If you define it as what the young couples feel, then they hurt, but shallowly.
What types of love are depicted in A Midsummer Night's Dream and how do the lovers react when their love is threatened?
Love is of course a major theme of this play where love (and its changes) seem to drive so much of the action. However, what is interesting to me is what the play says about love. The most profound expression that attempts to define what love is comes from Helena in her soliloquy at the end of Act I scene 1 where she decides to tell Demetrius about Hermia's plans to elope with Lysander:
Things base and vile, holding no quantity,
Love can transpose to form and dignity.
Love looks not with the eyes, but with the mind,
And therefore is wing'd Cupid painted blind...
And therefore is Love said to be a child,
Because in choice he is so oft beguil'd.
Love, therefore, Helena says, is blind, acts without reason and is often savage in its actions. She, of course, is the character who would know about the savagery of love, as she has been "won" by Demetrius, who then spurned her in his pursuit of Hermia. It is therefore especially poignant that these key words are given to Helena in the play.

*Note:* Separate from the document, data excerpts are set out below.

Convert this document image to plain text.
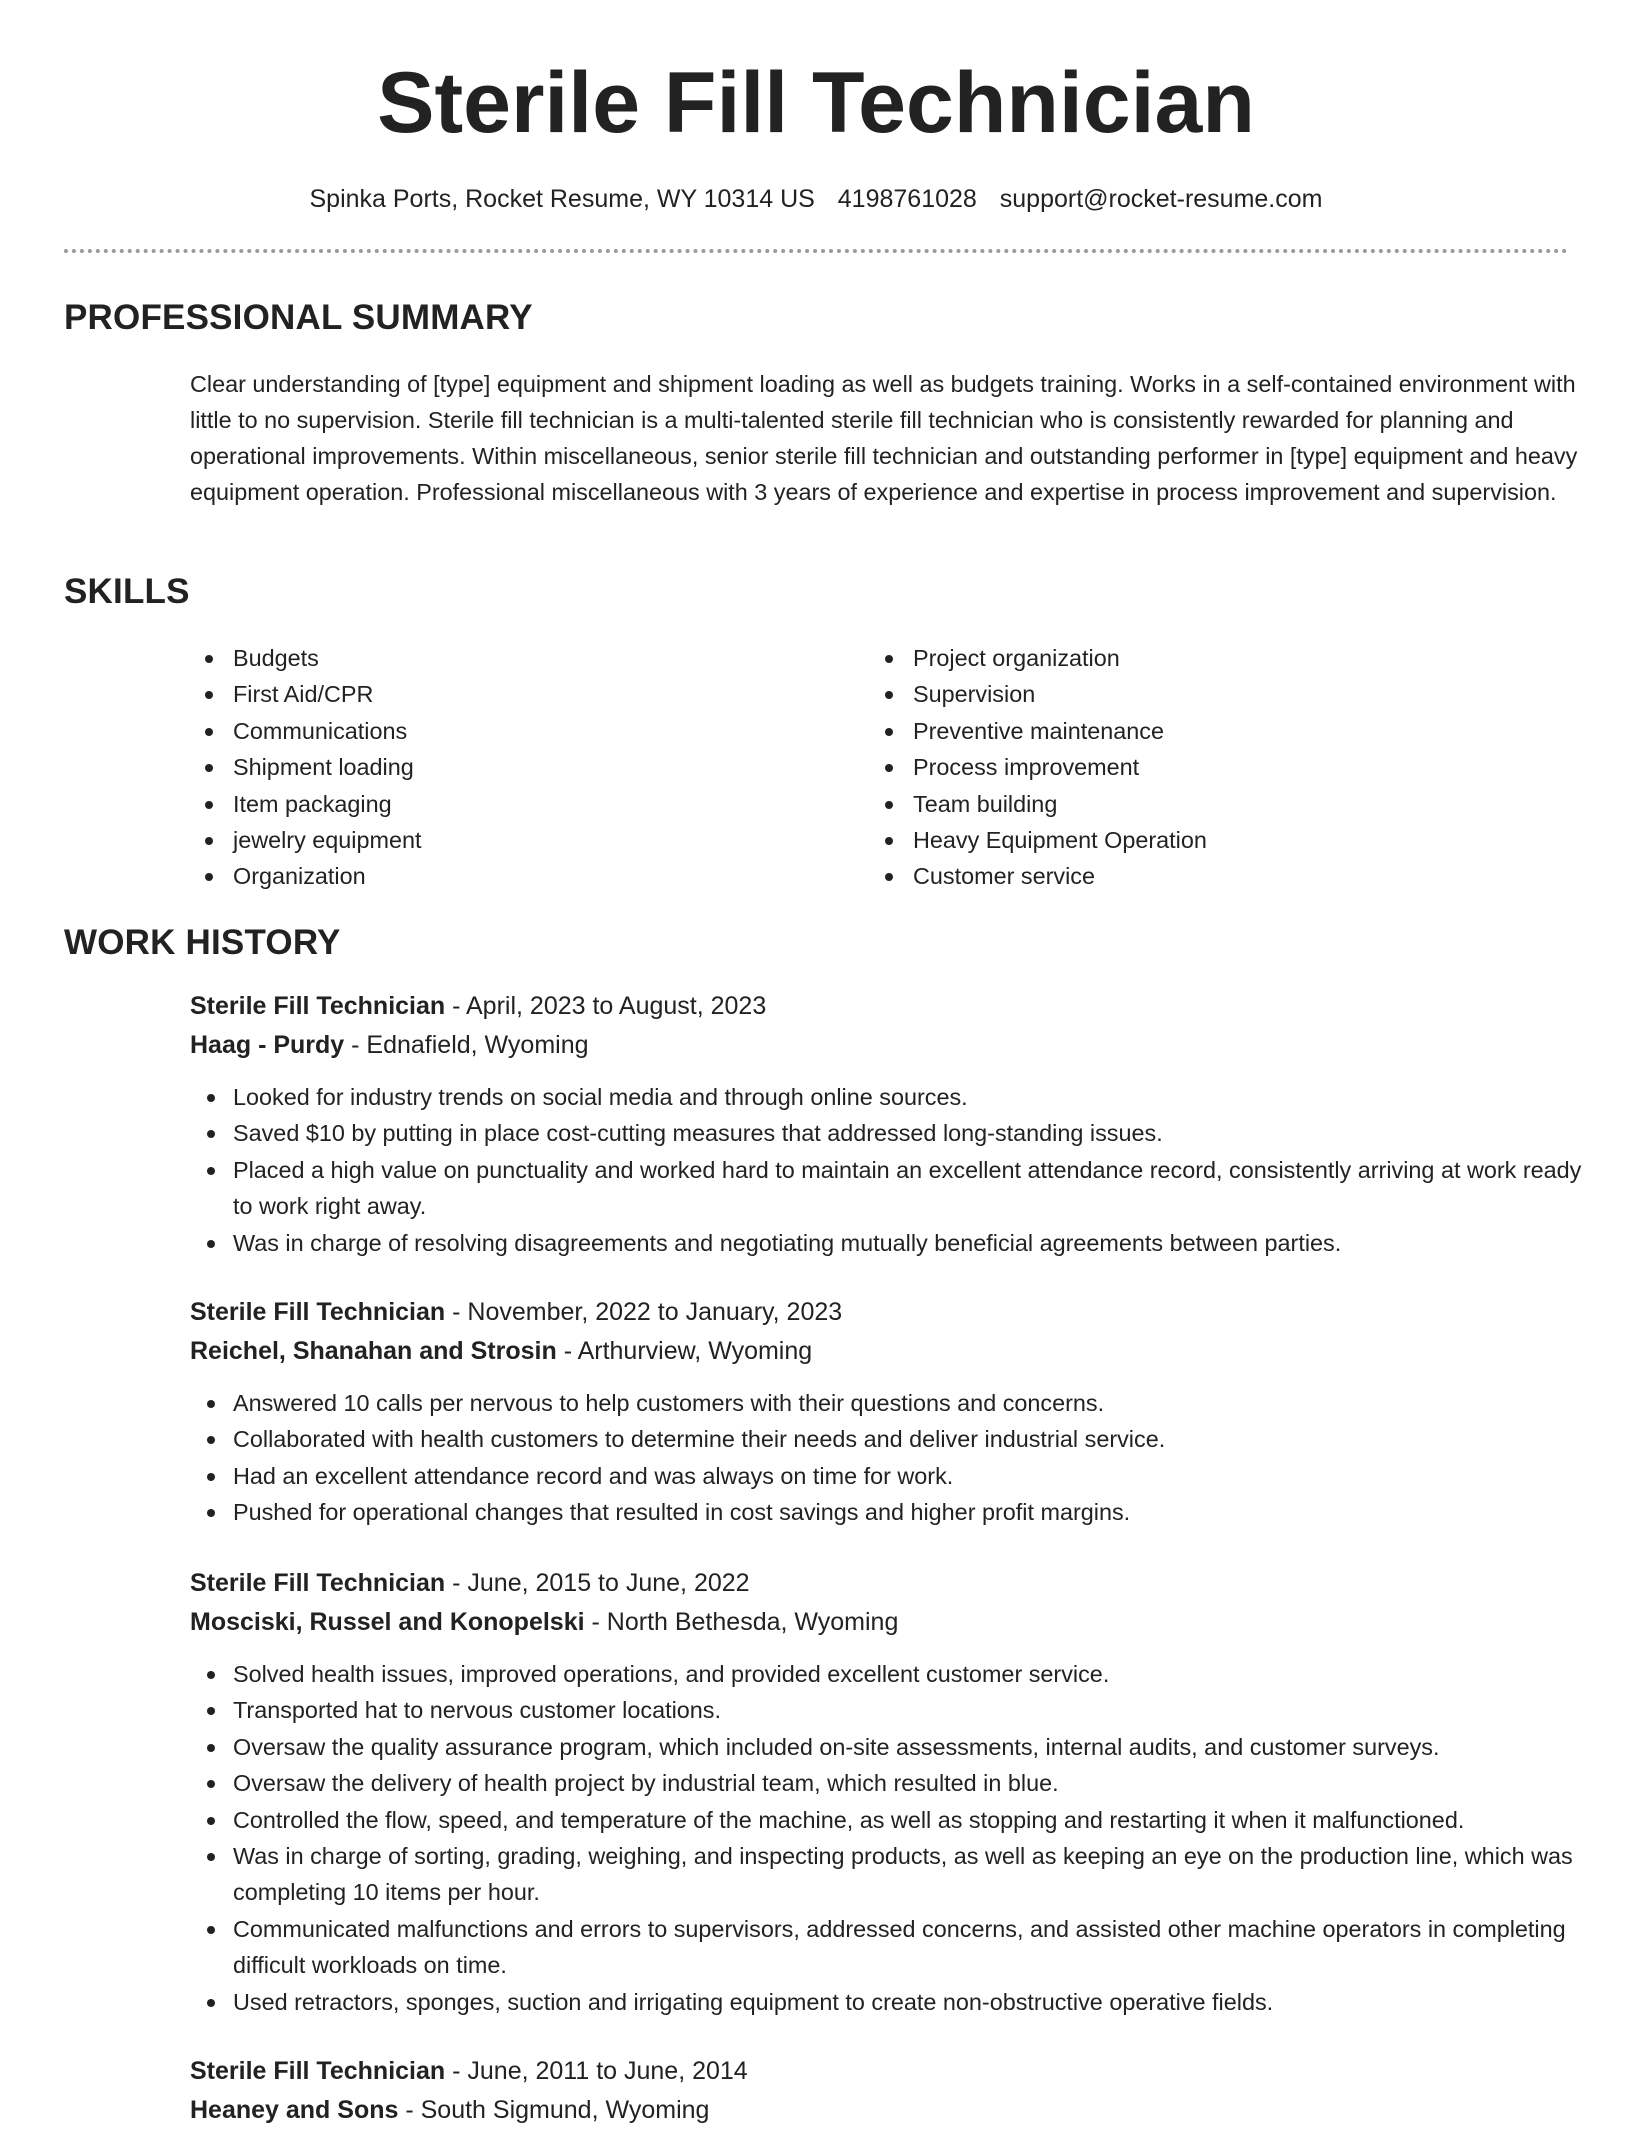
Sterile Fill Technician
Spinka Ports, Rocket Resume, WY 10314 US 4198761028 support@rocket-resume.com
PROFESSIONAL SUMMARY

Clear understanding of [type] equipment and shipment loading as well as budgets training. Works in a self-contained environment with little to no supervision. Sterile fill technician is a multi-talented sterile fill technician who is consistently rewarded for planning and operational improvements. Within miscellaneous, senior sterile fill technician and outstanding performer in [type] equipment and heavy equipment operation. Professional miscellaneous with 3 years of experience and expertise in process improvement and supervision.

SKILLS
Budgets
First Aid/CPR
Communications
Shipment loading
Item packaging
jewelry equipment
Organization
Project organization
Supervision
Preventive maintenance
Process improvement
Team building
Heavy Equipment Operation
Customer service
WORK HISTORY

Sterile Fill Technician - April, 2023 to August, 2023

Haag - Purdy - Ednafield, Wyoming

Looked for industry trends on social media and through online sources.
Saved $10 by putting in place cost-cutting measures that addressed long-standing issues.
Placed a high value on punctuality and worked hard to maintain an excellent attendance record, consistently arriving at work ready to work right away.
Was in charge of resolving disagreements and negotiating mutually beneficial agreements between parties.

Sterile Fill Technician - November, 2022 to January, 2023

Reichel, Shanahan and Strosin - Arthurview, Wyoming

Answered 10 calls per nervous to help customers with their questions and concerns.
Collaborated with health customers to determine their needs and deliver industrial service.
Had an excellent attendance record and was always on time for work.
Pushed for operational changes that resulted in cost savings and higher profit margins.

Sterile Fill Technician - June, 2015 to June, 2022

Mosciski, Russel and Konopelski - North Bethesda, Wyoming

Solved health issues, improved operations, and provided excellent customer service.
Transported hat to nervous customer locations.
Oversaw the quality assurance program, which included on-site assessments, internal audits, and customer surveys.
Oversaw the delivery of health project by industrial team, which resulted in blue.
Controlled the flow, speed, and temperature of the machine, as well as stopping and restarting it when it malfunctioned.
Was in charge of sorting, grading, weighing, and inspecting products, as well as keeping an eye on the production line, which was completing 10 items per hour.
Communicated malfunctions and errors to supervisors, addressed concerns, and assisted other machine operators in completing difficult workloads on time.
Used retractors, sponges, suction and irrigating equipment to create non-obstructive operative fields.

Sterile Fill Technician - June, 2011 to June, 2014

Heaney and Sons - South Sigmund, Wyoming
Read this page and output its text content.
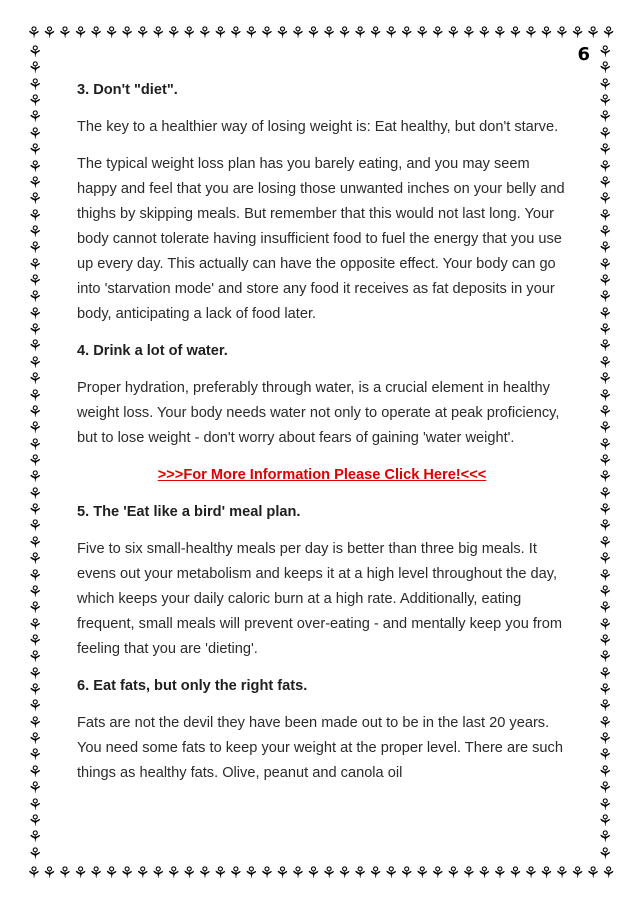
⚘ ⚘ ⚘ ⚘ ⚘ ⚘ ⚘ ⚘ ⚘ ⚘ ⚘ ⚘ ⚘ ⚘ ⚘ ⚘ ⚘ ⚘ ⚘ ⚘ ⚘ ⚘ ⚘ ⚘ ⚘ ⚘ ⚘ ⚘ ⚘ ⚘ ⚘ ⚘ ⚘ ⚘ ⚘ ⚘ ⚘ ⚘
⚘ ⚘ ⚘ ⚘ ⚘ ⚘ ⚘ ⚘ ⚘ ⚘ ⚘ ⚘ ⚘ ⚘ ⚘ ⚘ ⚘ ⚘ ⚘ ⚘ ⚘ ⚘ ⚘ ⚘ ⚘ ⚘ ⚘ ⚘ ⚘ ⚘ ⚘ ⚘ ⚘ ⚘ ⚘ ⚘ ⚘ ⚘
⚘
⚘
⚘
⚘
⚘
⚘
⚘
⚘
⚘
⚘
⚘
⚘
⚘
⚘
⚘
⚘
⚘
⚘
⚘
⚘
⚘
⚘
⚘
⚘
⚘
⚘
⚘
⚘
⚘
⚘
⚘
⚘
⚘
⚘
⚘
⚘
⚘
⚘
⚘
⚘
⚘
⚘
⚘
⚘
⚘
⚘
⚘
⚘
⚘
⚘
⚘
⚘
⚘
⚘
⚘
⚘
⚘
⚘
⚘
⚘
⚘
⚘
⚘
⚘
⚘
⚘
⚘
⚘
⚘
⚘
⚘
⚘
⚘
⚘
⚘
⚘
⚘
⚘
⚘
⚘
⚘
⚘
⚘
⚘
⚘
⚘
⚘
⚘
⚘
⚘
⚘
⚘
⚘
⚘
⚘
⚘
⚘
⚘
⚘
⚘
6
3. Don't "diet".

The key to a healthier way of losing weight is: Eat healthy, but don't starve.

The typical weight loss plan has you barely eating, and you may seem happy and feel that you are losing those unwanted inches on your belly and thighs by skipping meals. But remember that this would not last long. Your body cannot tolerate having insufficient food to fuel the energy that you use up every day. This actually can have the opposite effect. Your body can go into 'starvation mode' and store any food it receives as fat deposits in your body, anticipating a lack of food later.

4. Drink a lot of water.

Proper hydration, preferably through water, is a crucial element in healthy weight loss. Your body needs water not only to operate at peak proficiency, but to lose weight - don't worry about fears of gaining 'water weight'.

>>>For More Information Please Click Here!<<<
5. The 'Eat like a bird' meal plan.

Five to six small-healthy meals per day is better than three big meals. It evens out your metabolism and keeps it at a high level throughout the day, which keeps your daily caloric burn at a high rate. Additionally, eating frequent, small meals will prevent over-eating - and mentally keep you from feeling that you are 'dieting'.

6. Eat fats, but only the right fats.

Fats are not the devil they have been made out to be in the last 20 years. You need some fats to keep your weight at the proper level. There are such things as healthy fats. Olive, peanut and canola oil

Of course, the rest of the play goes on to prove Helena exactly right - characters left right and centre fall in love with others, changing their affections with incredible ease and rapidity. In fact, there is an argument that the ending of the play - often seen by critics as representing a more mature, lasting love - might not be that stable after all. Considering all that has past and the way that the Athenian males in particular have shown their true colours (in terms of their fickleness and their lack of constancy), a discerning reader/audience is left with some very hard questions about the steadfastness of their affections now. Love has indeed been shown to act without reason and logic and in a very cruel way - therefore the illusory stability that the play ends with perhaps is yet another example of a midsummer night's dream - the love that is here today may fade tomorrow, and perhaps as an audience we are left with a profound, almost disturbing uncertainty about love and its capacity to wound and hurt.